The racing action on the track can be compelling at times, but when the SportsCenter highlights roll on show 24,993, most of the videotape is of accidents and feuding. NASCAR honcho Brian France has been stating his case for years that NASCAR deserves more time and a higher profile on SportsCenter. A plethora of ticked off drivers is probably the best way to make that happen.

SCHEDULING ISSUES: This weekend once again had to make you wonder about the strategy, or lack thereof, behind the open wheel TV scheduling. The CART race on Speed Channel and the IRL race on ESPN had 90 minutes of overlapping coverage. One of the races could have run earlier and had the racing audience all to itself, a rarity brought about by a non-NASCAR Sunday. But no one took advantage of it. The schedules at ESPN and Speed Channel were open for a move. Even better, the IRL race to ABC was a perfect fit. The Disney network had no sports all day, and the race would have competed solidly with volleyball on NBC and a kids’ tennis show on CBS.

There’s a report that Darlington may move to a Saturday night race with (financial) help from TNT. A race later in the schedule would be a better fit. The Southern 500 is often the last race before the NFL regular season; the last one to take advantage of no competition from Sunday afternoon football.
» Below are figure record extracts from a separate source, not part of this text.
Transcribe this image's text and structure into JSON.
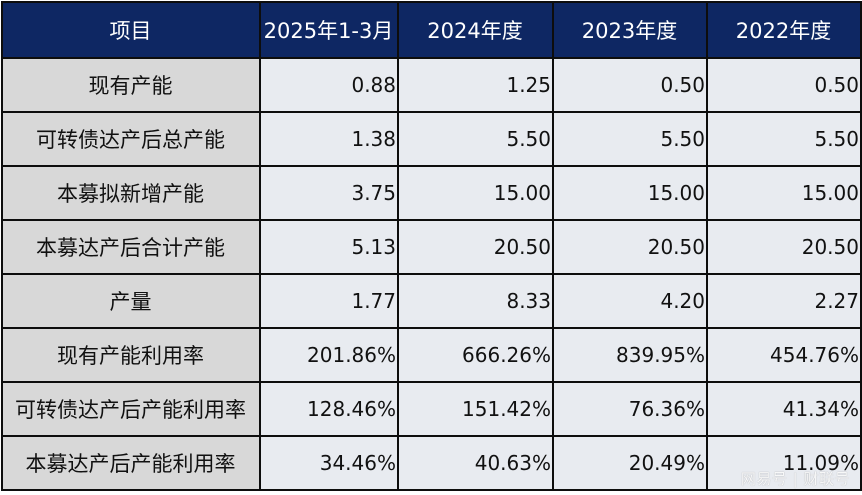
{
  "table": {
    "headers": [
      "项目",
      "2025年1-3月",
      "2024年度",
      "2023年度",
      "2022年度"
    ],
    "rows": [
      {
        "label": "现有产能",
        "values": [
          "0.88",
          "1.25",
          "0.50",
          "0.50"
        ]
      },
      {
        "label": "可转债达产后总产能",
        "values": [
          "1.38",
          "5.50",
          "5.50",
          "5.50"
        ]
      },
      {
        "label": "本募拟新增产能",
        "values": [
          "3.75",
          "15.00",
          "15.00",
          "15.00"
        ]
      },
      {
        "label": "本募达产后合计产能",
        "values": [
          "5.13",
          "20.50",
          "20.50",
          "20.50"
        ]
      },
      {
        "label": "产量",
        "values": [
          "1.77",
          "8.33",
          "4.20",
          "2.27"
        ]
      },
      {
        "label": "现有产能利用率",
        "values": [
          "201.86%",
          "666.26%",
          "839.95%",
          "454.76%"
        ]
      },
      {
        "label": "可转债达产后产能利用率",
        "values": [
          "128.46%",
          "151.42%",
          "76.36%",
          "41.34%"
        ]
      },
      {
        "label": "本募达产后产能利用率",
        "values": [
          "34.46%",
          "40.63%",
          "20.49%",
          "11.09%"
        ]
      }
    ]
  },
  "watermark": "网易号 | 财联号",
  "colors": {
    "header_bg": "#0e2763",
    "header_text": "#ffffff",
    "label_bg": "#d8d8d8",
    "value_bg": "#e8ebf0",
    "border": "#0d0d0d"
  }
}
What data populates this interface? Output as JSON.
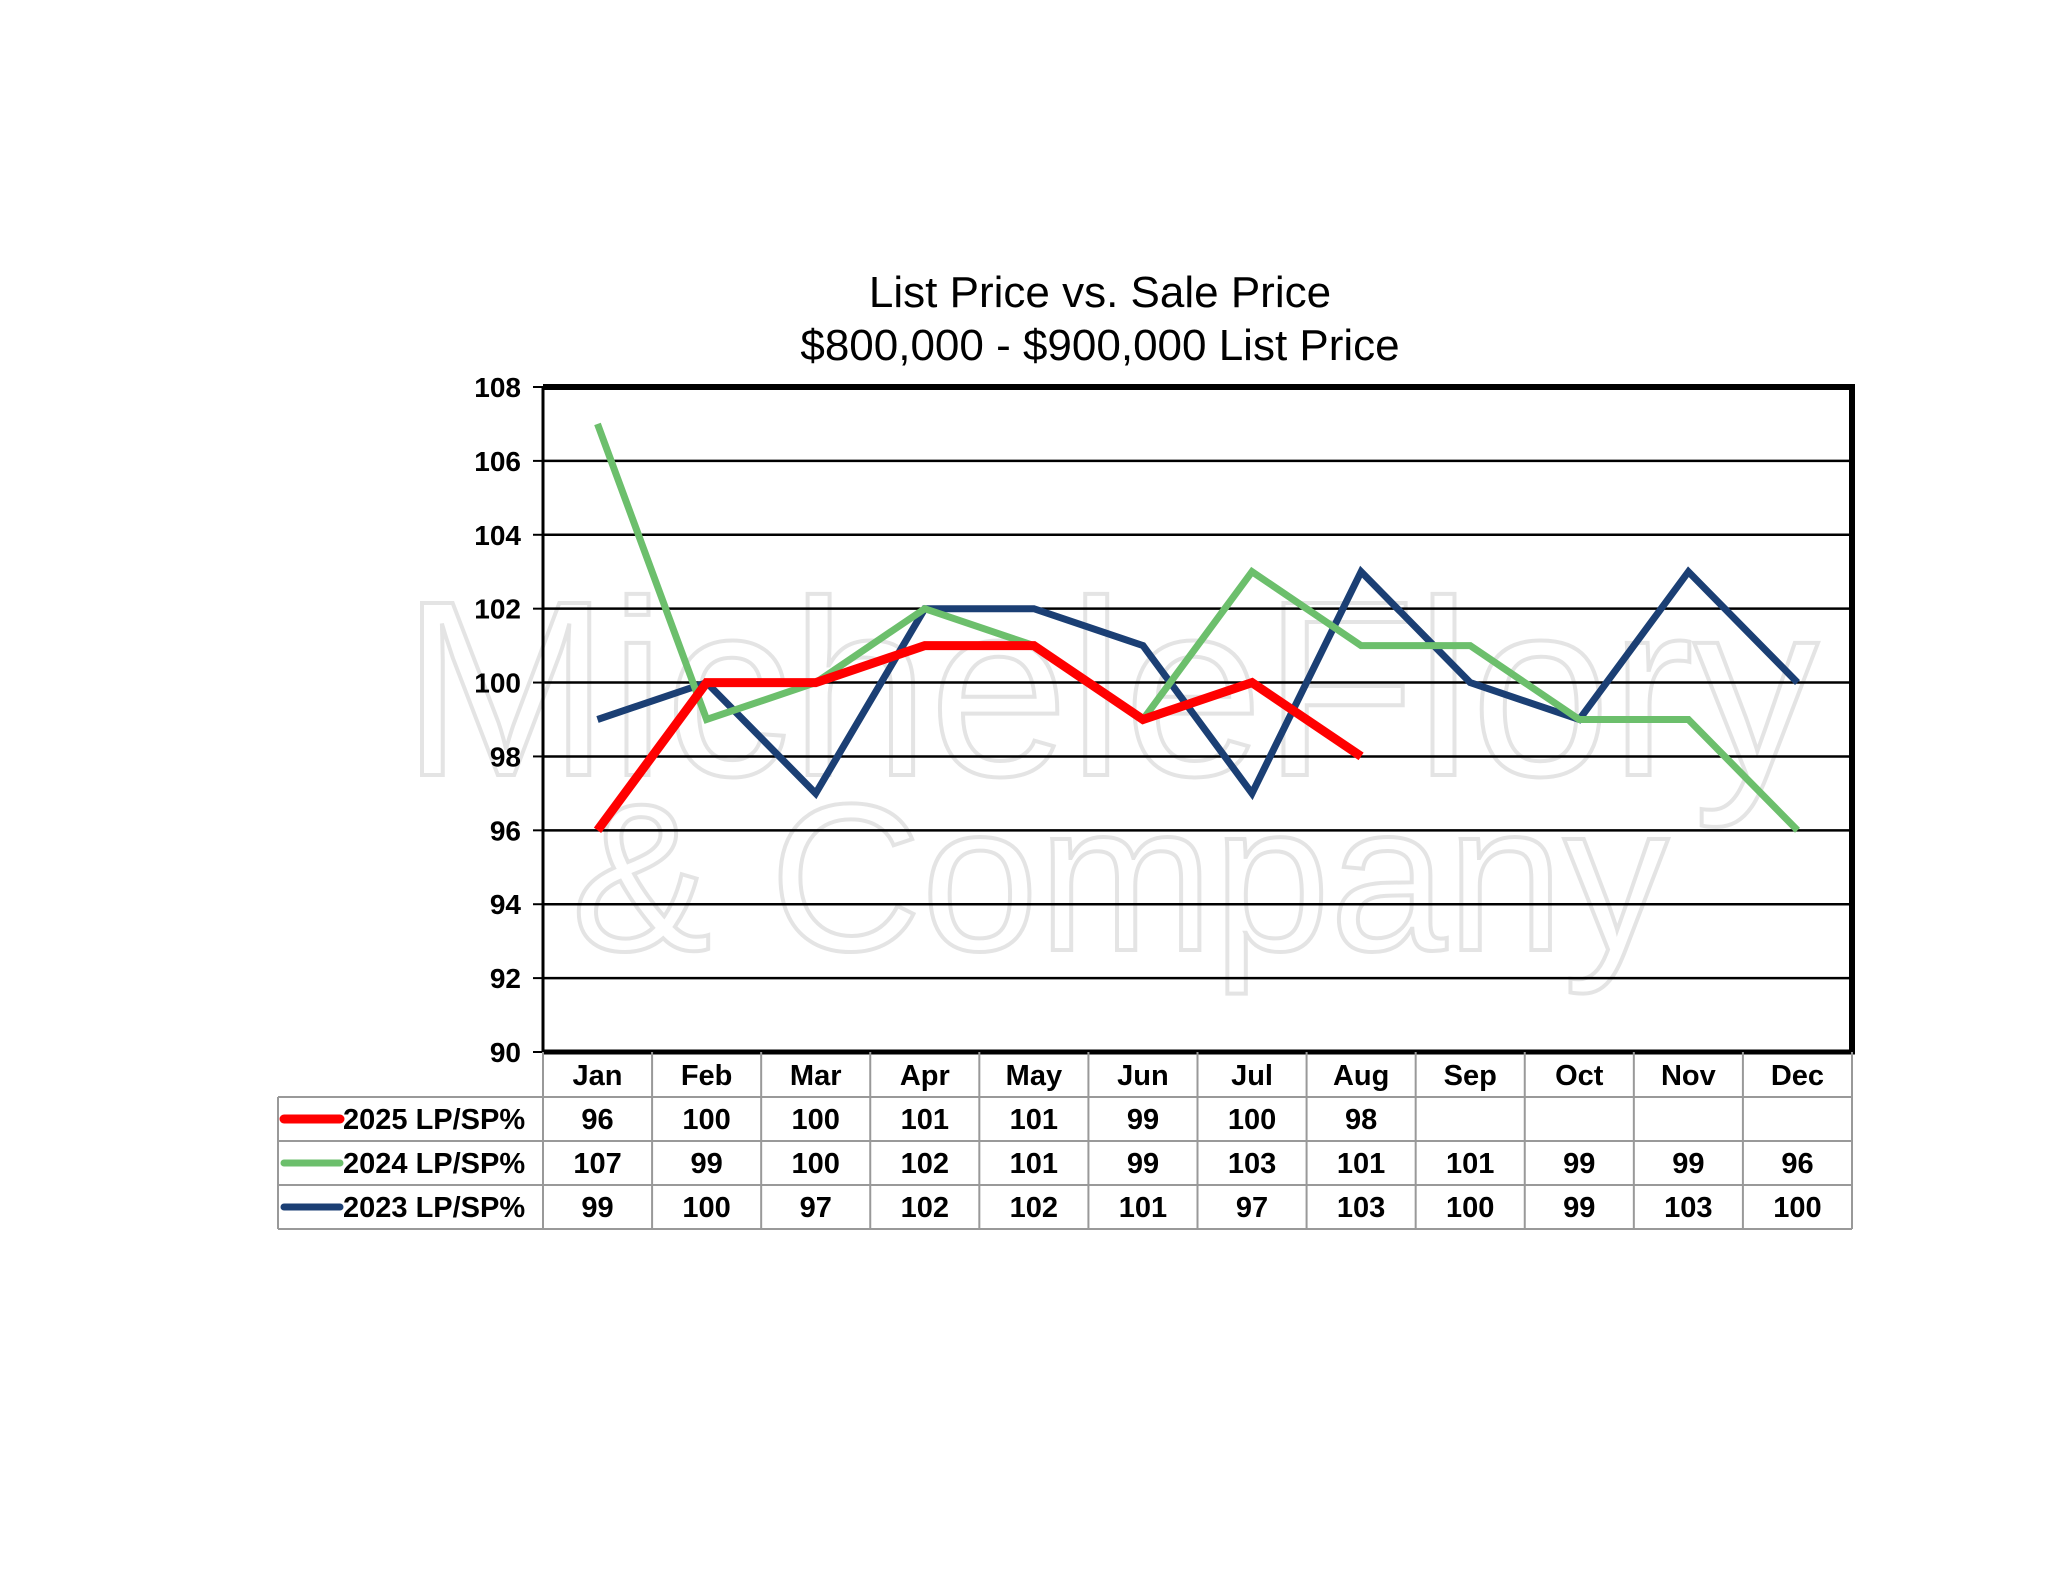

Kansas Speedway has already said it wants lights, and that would be a better move because it would switch a race away from direct NFL competition early in the football season.

NBC Entertainment is probably scared silly about adding a third Saturday night race to prime time in the fall of 2003. But how long can NASCAR and NBC afford to minimize a marketing tool like the Bristol night race? That race needs to find its way to over-the-air prime time.

The move of the Charlotte Winston Cup fall race to Saturday night on NBC is somewhat of a surprise. That’s in the first few weeks of the new prime-time schedule, and networks are usually very reluctant to change their schedule during that critical period.

THIS WEEK’S NOTES: The CART race from Elkhart Lake was watched by only 157,000 households, according to Nielsen Media Research. That’s a .30 rating on Speed Channel. Competing directly with NASCAR and Tiger Woods didn’t help. The American LeMans Series race on NBC the same weekend had a 0.7 rating on NBC.

Live CART qualifying from Road America did better than the race. It got a .41 rating.

NASCAR’s rain-delayed qualifying from Michigan turned in an impressive .84 rating. A rain-fill re-air of the 2001 August Michigan race got a .51.